Although I have a good life and good friends and a good job and good hobbies, I still spend a lot of time alone. That, combined with the fact that my car radio doesn’t work, results in me providing my own life soundtrack much of the time. When I’m solo, I talk to myself, whether I’m driving or cooking or hiking through the woods on a photographic trek. Sometimes I sing. Sometimes I pray. Sometimes I try to be still (Psalm 46:10, “Be still, and know that I am God”).
But stillness doesn’t come naturally to me, and so even when I’m quiet on the outside, my mind is often racing. Not like running a marathon, with a clear goal or finish line in mind, or even a logical progression from Point A to Point B, but much more like running away from something, running from some pursuing agent, running aimlessly with no direction other than away, away, away. During those times, when my thoughts are crashing blindly into the fruit carts that line the streets in my head and careening off passersby, memories intrude. Unbidden, they reach up and grab me like zombies coming out of manholes, and I can never shake them off. I have no choice but to stop, stop and remember.
And just like that, a sudden memory:
I was eleven or twelve, sleeping in one day. I never had a real bed. Throughout my childhood, I slept in what I later learned was an institutional cot. It was small, smaller than a twin-size bed, with a foam mattress a couple of inches thick, and a wire spring. I could lift it up on one end to make more space in my bedroom, like Linda Hamilton in Terminator II doing chin-ups in the insane asylum, though this was long before that movie came out. I vaguely knew that other kids had real beds, but still hadn’t quite grasped the fact that we were poor and that’s why we didn’t have things like other people had.
From my room that day, I heard my mother’s and sister’s voices downstairs, thought I heard them say the word “boiler.” Groggy with sleep, I remained in bed, but soon got up and realized that I was alone in the house. My mother seldom went outside. The addled abacus of my mind started adding things up, and I imagined that there was something wrong with the boiler in the cellar, that it was about to explode and my mother and sister had left the house, leaving me there. I was in a panic and called my brother across town, wanting to know if anyone had heard from my mother, if they knew whether something was wrong.
It didn’t occur to me that day that my mother would never, ever leave me alone in the house if she knew there was any danger. I loved my mother and I knew that she loved me (my sister, not so much), but for some reason in that moment, I was afraid that I had been left alone to die. Those were the sort of thoughts that I had, all the more bizarre because of how specific they were. Those were the places my mind had learned to go, before puberty and the craze of hormones could be blamed for anything I thought or did.
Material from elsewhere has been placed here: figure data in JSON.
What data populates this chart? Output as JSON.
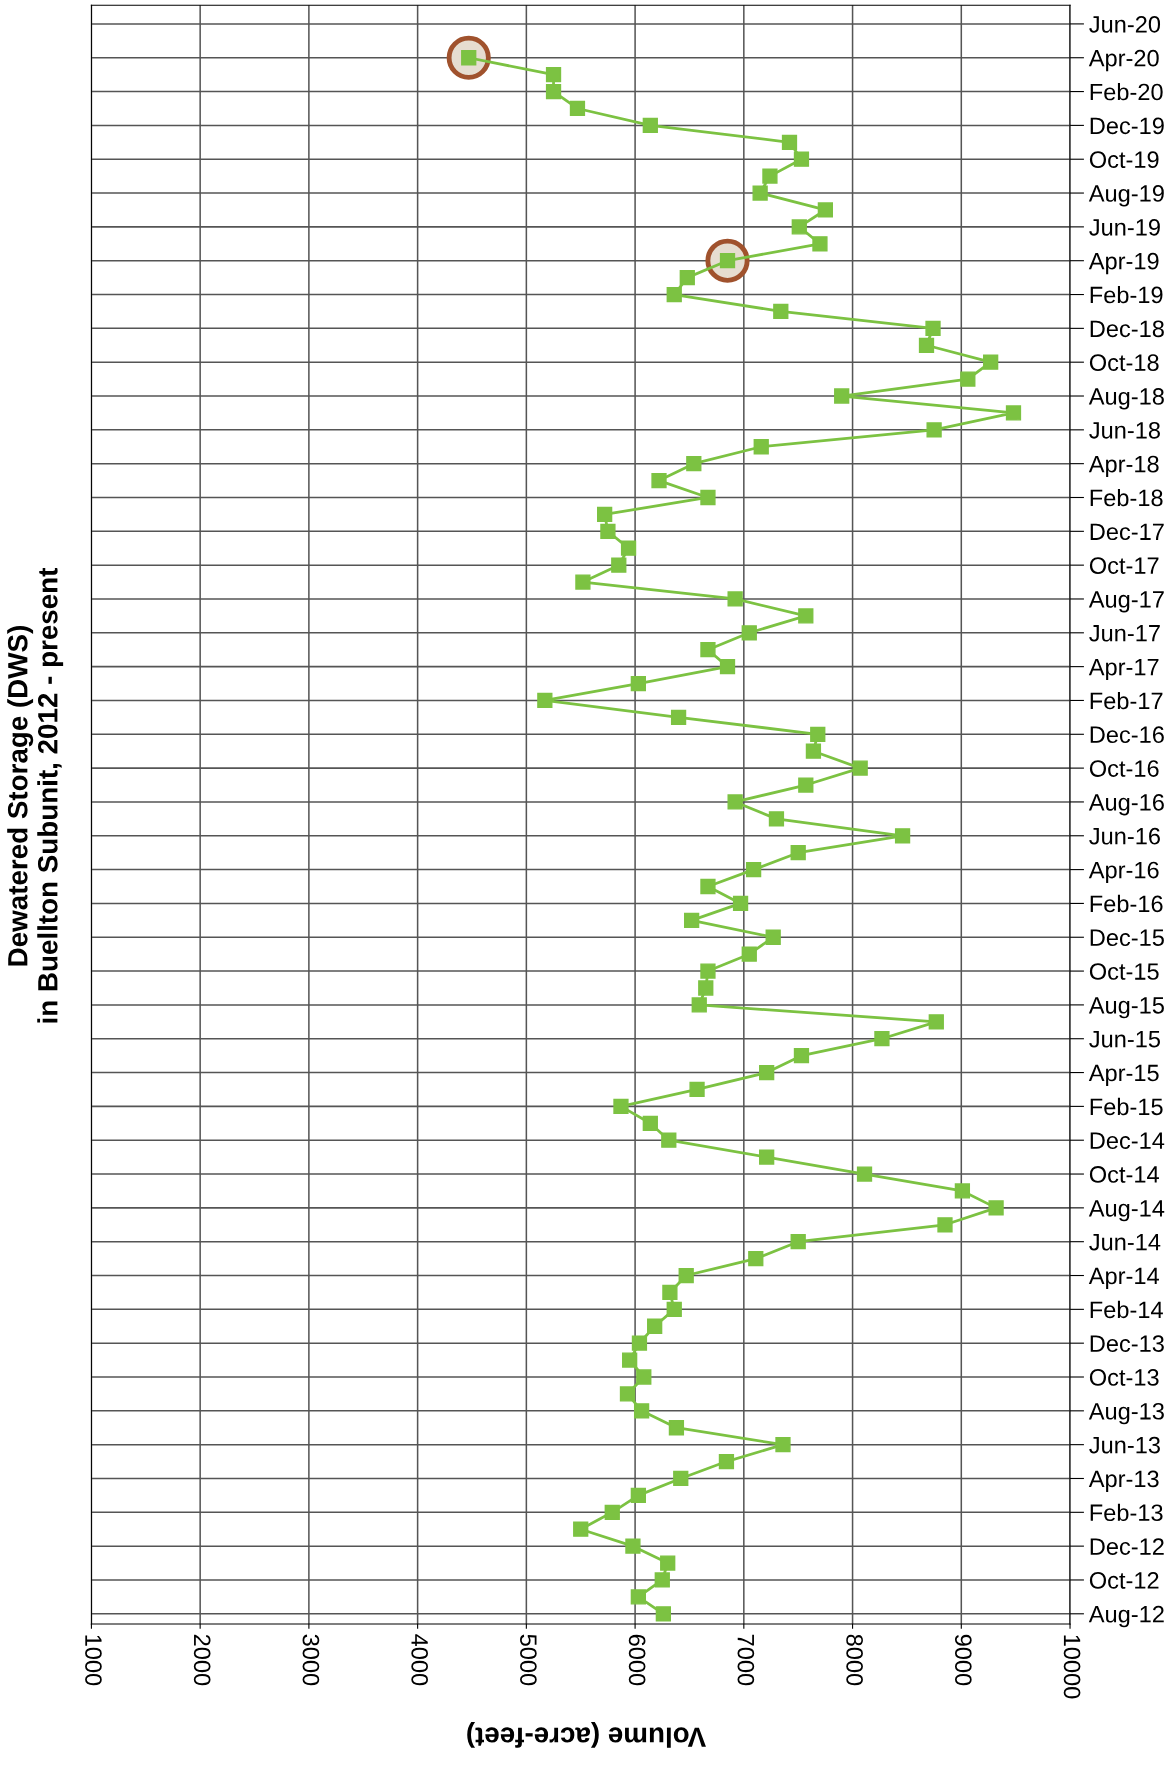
{
  "chart_data": {
    "type": "line",
    "orientation": "horizontal",
    "title": "Dewatered Storage (DWS)\nin Buellton Subunit, 2012 - present",
    "xlabel": "Volume (acre-feet)",
    "categories": [
      "Jun-20",
      null,
      "Apr-20",
      null,
      "Feb-20",
      null,
      "Dec-19",
      null,
      "Oct-19",
      null,
      "Aug-19",
      null,
      "Jun-19",
      null,
      "Apr-19",
      null,
      "Feb-19",
      null,
      "Dec-18",
      null,
      "Oct-18",
      null,
      "Aug-18",
      null,
      "Jun-18",
      null,
      "Apr-18",
      null,
      "Feb-18",
      null,
      "Dec-17",
      null,
      "Oct-17",
      null,
      "Aug-17",
      null,
      "Jun-17",
      null,
      "Apr-17",
      null,
      "Feb-17",
      null,
      "Dec-16",
      null,
      "Oct-16",
      null,
      "Aug-16",
      null,
      "Jun-16",
      null,
      "Apr-16",
      null,
      "Feb-16",
      null,
      "Dec-15",
      null,
      "Oct-15",
      null,
      "Aug-15",
      null,
      "Jun-15",
      null,
      "Apr-15",
      null,
      "Feb-15",
      null,
      "Dec-14",
      null,
      "Oct-14",
      null,
      "Aug-14",
      null,
      "Jun-14",
      null,
      "Apr-14",
      null,
      "Feb-14",
      null,
      "Dec-13",
      null,
      "Oct-13",
      null,
      "Aug-13",
      null,
      "Jun-13",
      null,
      "Apr-13",
      null,
      "Feb-13",
      null,
      "Dec-12",
      null,
      "Oct-12",
      null,
      "Aug-12"
    ],
    "series": [
      {
        "color": "#7cc242",
        "marker": "square",
        "line_style": "solid",
        "values": [
          null,
          null,
          4470,
          5250,
          5250,
          5470,
          6140,
          7420,
          7530,
          7240,
          7150,
          7750,
          7510,
          7700,
          6850,
          6480,
          6360,
          7340,
          8740,
          8680,
          9270,
          9060,
          7900,
          9480,
          8750,
          7160,
          6540,
          6220,
          6670,
          5720,
          5750,
          5940,
          5850,
          5520,
          6920,
          7570,
          7050,
          6670,
          6850,
          6030,
          5170,
          6400,
          7680,
          7640,
          8070,
          7570,
          6920,
          7300,
          8460,
          7500,
          7090,
          6670,
          6970,
          6520,
          7270,
          7050,
          6670,
          6650,
          6590,
          8770,
          8270,
          7530,
          7210,
          6570,
          5870,
          6140,
          6310,
          7210,
          8110,
          9010,
          9320,
          8850,
          7500,
          7110,
          6470,
          6320,
          6360,
          6180,
          6040,
          5950,
          6080,
          5930,
          6060,
          6380,
          7360,
          6840,
          6420,
          6030,
          5790,
          5500,
          5980,
          6300,
          6250,
          6030,
          6260
        ]
      },
      {
        "type": "scatter",
        "color": "#a0522d",
        "marker": "circle",
        "values": [
          null,
          null,
          4470,
          null,
          null,
          null,
          null,
          null,
          null,
          null,
          null,
          null,
          null,
          null,
          6850,
          null,
          null,
          null,
          null,
          null,
          null,
          null,
          null,
          null,
          null,
          null,
          null,
          null,
          null,
          null,
          null,
          null,
          null,
          null,
          null,
          null,
          null,
          null,
          null,
          null,
          null,
          null,
          null,
          null,
          null,
          null,
          null,
          null,
          null,
          null,
          null,
          null,
          null,
          null,
          null,
          null,
          null,
          null,
          null,
          null,
          null,
          null,
          null,
          null,
          null,
          null,
          null,
          null,
          null,
          null,
          null,
          null,
          null,
          null,
          null,
          null,
          null,
          null,
          null,
          null,
          null,
          null,
          null,
          null,
          null,
          null,
          null,
          null,
          null,
          null,
          null,
          null,
          null,
          null,
          null
        ]
      }
    ],
    "xlim": [
      1000,
      10000
    ],
    "xticks": [
      1000,
      2000,
      3000,
      4000,
      5000,
      6000,
      7000,
      8000,
      9000,
      10000
    ],
    "grid": true
  }
}
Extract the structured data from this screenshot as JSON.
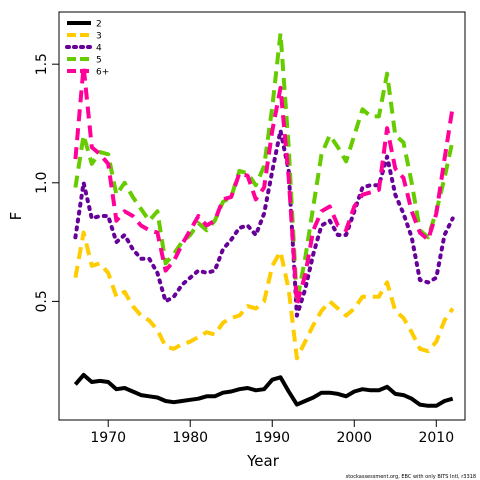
{
  "chart_data": {
    "type": "line",
    "xlabel": "Year",
    "ylabel": "F",
    "xlim": [
      1964,
      2013.5
    ],
    "ylim": [
      0.0,
      1.72
    ],
    "xticks": [
      1970,
      1980,
      1990,
      2000,
      2010
    ],
    "yticks": [
      0.5,
      1.0,
      1.5
    ],
    "ytick_labels": [
      "0.5",
      "1.0",
      "1.5"
    ],
    "legend_position": "top-left",
    "caption": "stockassessment.org, EBC with only BITS Intl, r3318",
    "x": [
      1966,
      1967,
      1968,
      1969,
      1970,
      1971,
      1972,
      1973,
      1974,
      1975,
      1976,
      1977,
      1978,
      1979,
      1980,
      1981,
      1982,
      1983,
      1984,
      1985,
      1986,
      1987,
      1988,
      1989,
      1990,
      1991,
      1992,
      1993,
      1994,
      1995,
      1996,
      1997,
      1998,
      1999,
      2000,
      2001,
      2002,
      2003,
      2004,
      2005,
      2006,
      2007,
      2008,
      2009,
      2010,
      2011,
      2012
    ],
    "series": [
      {
        "name": "2",
        "color": "#000000",
        "dash": "solid",
        "values": [
          0.15,
          0.19,
          0.16,
          0.165,
          0.16,
          0.13,
          0.135,
          0.12,
          0.105,
          0.1,
          0.095,
          0.08,
          0.075,
          0.08,
          0.085,
          0.09,
          0.1,
          0.1,
          0.115,
          0.12,
          0.13,
          0.135,
          0.125,
          0.13,
          0.17,
          0.18,
          0.12,
          0.065,
          0.08,
          0.095,
          0.115,
          0.115,
          0.11,
          0.1,
          0.12,
          0.13,
          0.125,
          0.125,
          0.14,
          0.11,
          0.105,
          0.09,
          0.065,
          0.06,
          0.06,
          0.08,
          0.09
        ]
      },
      {
        "name": "3",
        "color": "#ffcc00",
        "dash": "dashed",
        "values": [
          0.6,
          0.79,
          0.65,
          0.66,
          0.62,
          0.52,
          0.54,
          0.48,
          0.44,
          0.42,
          0.38,
          0.31,
          0.3,
          0.32,
          0.33,
          0.35,
          0.37,
          0.36,
          0.41,
          0.43,
          0.44,
          0.48,
          0.47,
          0.5,
          0.65,
          0.71,
          0.55,
          0.26,
          0.33,
          0.4,
          0.46,
          0.5,
          0.47,
          0.44,
          0.47,
          0.52,
          0.52,
          0.52,
          0.58,
          0.46,
          0.43,
          0.37,
          0.3,
          0.29,
          0.33,
          0.42,
          0.47
        ]
      },
      {
        "name": "4",
        "color": "#660099",
        "dash": "dotted",
        "values": [
          0.77,
          1.0,
          0.85,
          0.86,
          0.86,
          0.75,
          0.78,
          0.72,
          0.68,
          0.68,
          0.62,
          0.5,
          0.52,
          0.57,
          0.6,
          0.63,
          0.62,
          0.63,
          0.72,
          0.76,
          0.81,
          0.82,
          0.78,
          0.87,
          1.05,
          1.22,
          1.05,
          0.44,
          0.55,
          0.7,
          0.82,
          0.84,
          0.78,
          0.78,
          0.88,
          0.98,
          0.99,
          0.99,
          1.11,
          0.95,
          0.87,
          0.77,
          0.59,
          0.58,
          0.6,
          0.78,
          0.85
        ]
      },
      {
        "name": "5",
        "color": "#66cc00",
        "dash": "dashed",
        "values": [
          0.98,
          1.2,
          1.08,
          1.13,
          1.12,
          0.95,
          1.0,
          0.94,
          0.89,
          0.84,
          0.88,
          0.66,
          0.7,
          0.75,
          0.78,
          0.83,
          0.8,
          0.84,
          0.92,
          0.94,
          1.05,
          1.04,
          0.99,
          1.07,
          1.32,
          1.63,
          1.15,
          0.5,
          0.68,
          0.9,
          1.12,
          1.2,
          1.15,
          1.09,
          1.2,
          1.31,
          1.28,
          1.28,
          1.46,
          1.2,
          1.17,
          1.0,
          0.8,
          0.77,
          0.88,
          1.02,
          1.18
        ]
      },
      {
        "name": "6+",
        "color": "#ff0099",
        "dash": "dashed",
        "values": [
          1.1,
          1.49,
          1.15,
          1.12,
          1.08,
          0.84,
          0.88,
          0.86,
          0.82,
          0.8,
          0.79,
          0.63,
          0.67,
          0.74,
          0.8,
          0.86,
          0.82,
          0.84,
          0.93,
          0.94,
          1.04,
          1.03,
          0.93,
          0.98,
          1.22,
          1.4,
          1.02,
          0.49,
          0.61,
          0.8,
          0.88,
          0.9,
          0.82,
          0.8,
          0.9,
          0.95,
          0.96,
          0.97,
          1.23,
          1.06,
          1.02,
          0.88,
          0.79,
          0.76,
          0.87,
          1.1,
          1.32
        ]
      }
    ]
  }
}
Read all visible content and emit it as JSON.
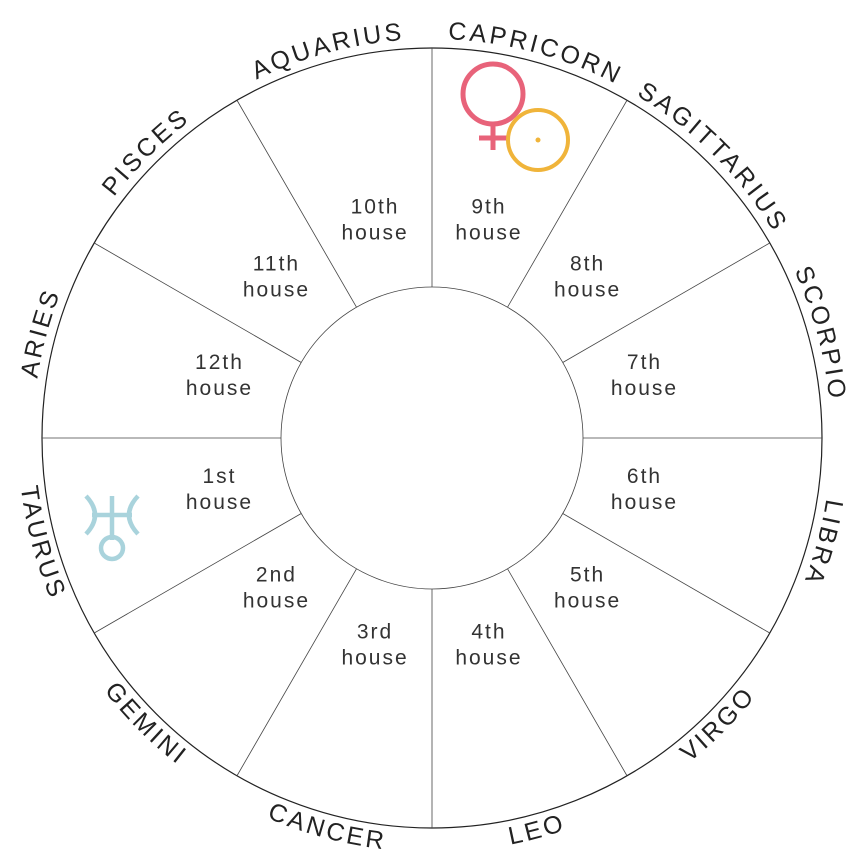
{
  "signs": [
    "ARIES",
    "TAURUS",
    "GEMINI",
    "CANCER",
    "LEO",
    "VIRGO",
    "LIBRA",
    "SCORPIO",
    "SAGITTARIUS",
    "CAPRICORN",
    "AQUARIUS",
    "PISCES"
  ],
  "houses": [
    {
      "number": "1st",
      "word": "house"
    },
    {
      "number": "2nd",
      "word": "house"
    },
    {
      "number": "3rd",
      "word": "house"
    },
    {
      "number": "4th",
      "word": "house"
    },
    {
      "number": "5th",
      "word": "house"
    },
    {
      "number": "6th",
      "word": "house"
    },
    {
      "number": "7th",
      "word": "house"
    },
    {
      "number": "8th",
      "word": "house"
    },
    {
      "number": "9th",
      "word": "house"
    },
    {
      "number": "10th",
      "word": "house"
    },
    {
      "number": "11th",
      "word": "house"
    },
    {
      "number": "12th",
      "word": "house"
    }
  ]
}
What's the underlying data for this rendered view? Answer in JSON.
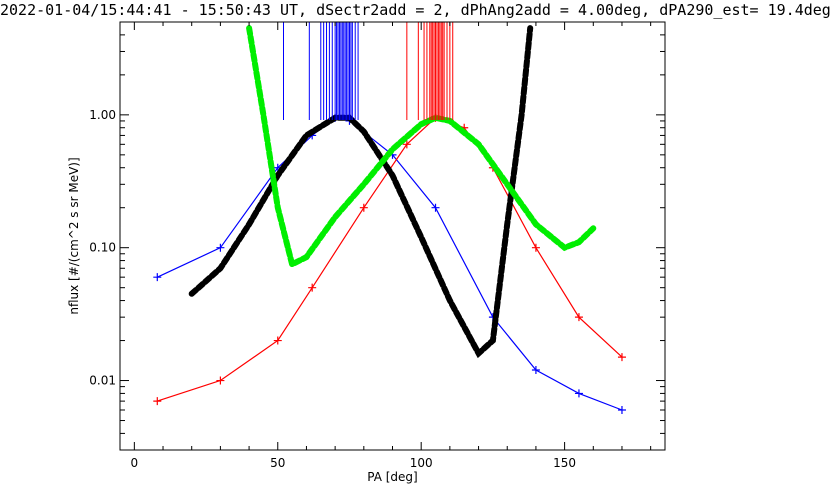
{
  "chart_data": {
    "type": "line",
    "title": "2022-01-04/15:44:41 - 15:50:43 UT, dSectr2add = 2, dPhAng2add = 4.00deg, dPA290_est=  19.4deg",
    "xlabel": "PA [deg]",
    "ylabel": "nflux [#/(cm^2 s sr MeV)]",
    "xlim": [
      -5,
      185
    ],
    "ylim": [
      0.003,
      5.0
    ],
    "yscale": "log",
    "xticks": [
      0,
      50,
      100,
      150
    ],
    "xtick_labels": [
      "0",
      "50",
      "100",
      "150"
    ],
    "yticks": [
      0.01,
      0.1,
      1.0
    ],
    "ytick_labels": [
      "0.01",
      "0.10",
      "1.00"
    ],
    "grid": false,
    "colors": {
      "blue": "#0000ff",
      "red": "#ff0000",
      "black": "#000000",
      "green": "#00ee00"
    },
    "vertical_markers": {
      "blue": [
        52,
        61,
        65,
        66,
        67,
        68,
        69,
        70,
        70.5,
        71,
        71.5,
        72,
        72.5,
        73,
        73.5,
        74,
        74.5,
        75,
        75.5,
        76,
        77,
        78
      ],
      "red": [
        95,
        99,
        101,
        102,
        103,
        103.5,
        104,
        104.5,
        105,
        105.5,
        106,
        106.5,
        107,
        107.5,
        108,
        109,
        110,
        111
      ]
    },
    "series": [
      {
        "color": "blue",
        "style": "line+cross",
        "x": [
          8,
          30,
          50,
          62,
          70,
          75,
          90,
          105,
          125,
          140,
          155,
          170
        ],
        "y": [
          0.06,
          0.1,
          0.4,
          0.7,
          0.95,
          0.9,
          0.5,
          0.2,
          0.03,
          0.012,
          0.008,
          0.006
        ]
      },
      {
        "color": "red",
        "style": "line+cross",
        "x": [
          8,
          30,
          50,
          62,
          80,
          95,
          105,
          115,
          125,
          140,
          155,
          170
        ],
        "y": [
          0.007,
          0.01,
          0.02,
          0.05,
          0.2,
          0.6,
          0.95,
          0.8,
          0.4,
          0.1,
          0.03,
          0.015
        ]
      },
      {
        "color": "black",
        "style": "thick-dashed",
        "x": [
          20,
          30,
          40,
          50,
          60,
          70,
          75,
          80,
          90,
          100,
          110,
          120,
          125,
          130,
          135,
          138
        ],
        "y": [
          0.045,
          0.07,
          0.15,
          0.35,
          0.7,
          0.95,
          0.95,
          0.75,
          0.35,
          0.12,
          0.04,
          0.016,
          0.02,
          0.15,
          1.0,
          4.5
        ]
      },
      {
        "color": "green",
        "style": "thick-dashed",
        "x": [
          40,
          45,
          50,
          55,
          60,
          70,
          80,
          90,
          100,
          105,
          110,
          120,
          130,
          140,
          150,
          155,
          160
        ],
        "y": [
          4.5,
          1.0,
          0.2,
          0.075,
          0.085,
          0.17,
          0.3,
          0.55,
          0.85,
          0.95,
          0.9,
          0.6,
          0.3,
          0.15,
          0.1,
          0.11,
          0.14
        ]
      }
    ]
  }
}
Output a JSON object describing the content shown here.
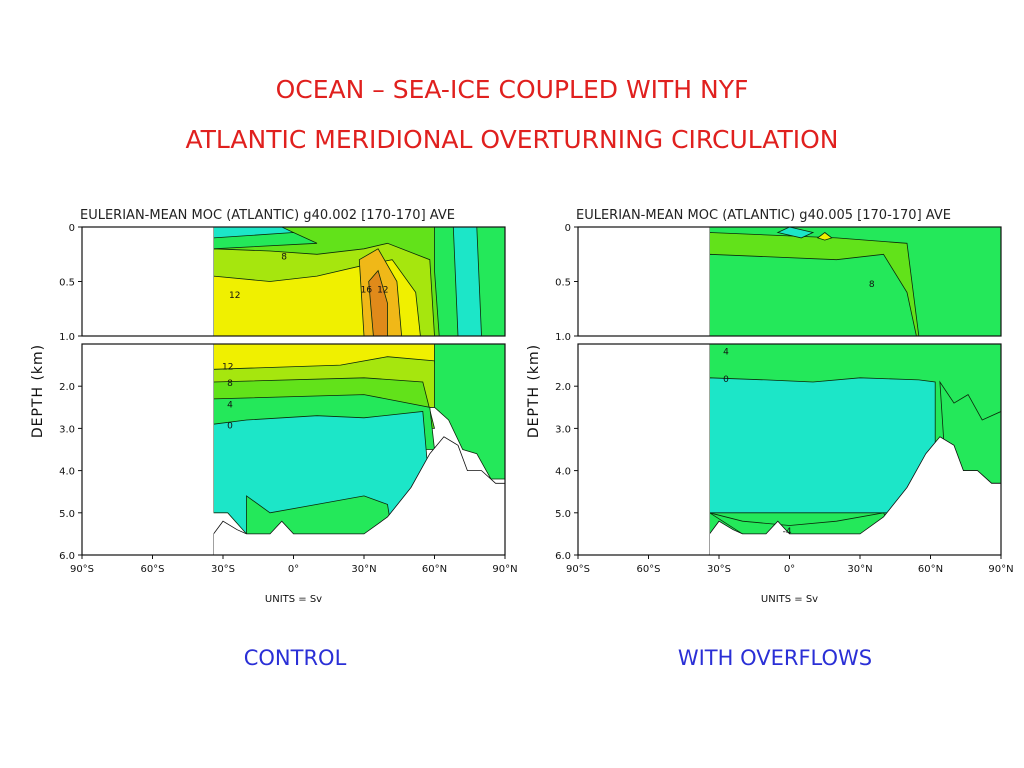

Not long after, my mother and sister came home. I don’t remember where they had gone. I only remember the terror. Perhaps tellingly, my paranoid ideation went unremarked. In more than twenty-five years, this memory has never left me.
This is the new Sunday feature: Glimpses into my head. Be afraid. Be very afraid. But enjoy the bigger pictures.

Very poignant. This is bound to be an excellent new feature! Thanks for sharing.
Thank you! I found myself missing the longer writing I used to do, and wanted to stretch out and show a little more leg on my photos, so to speak.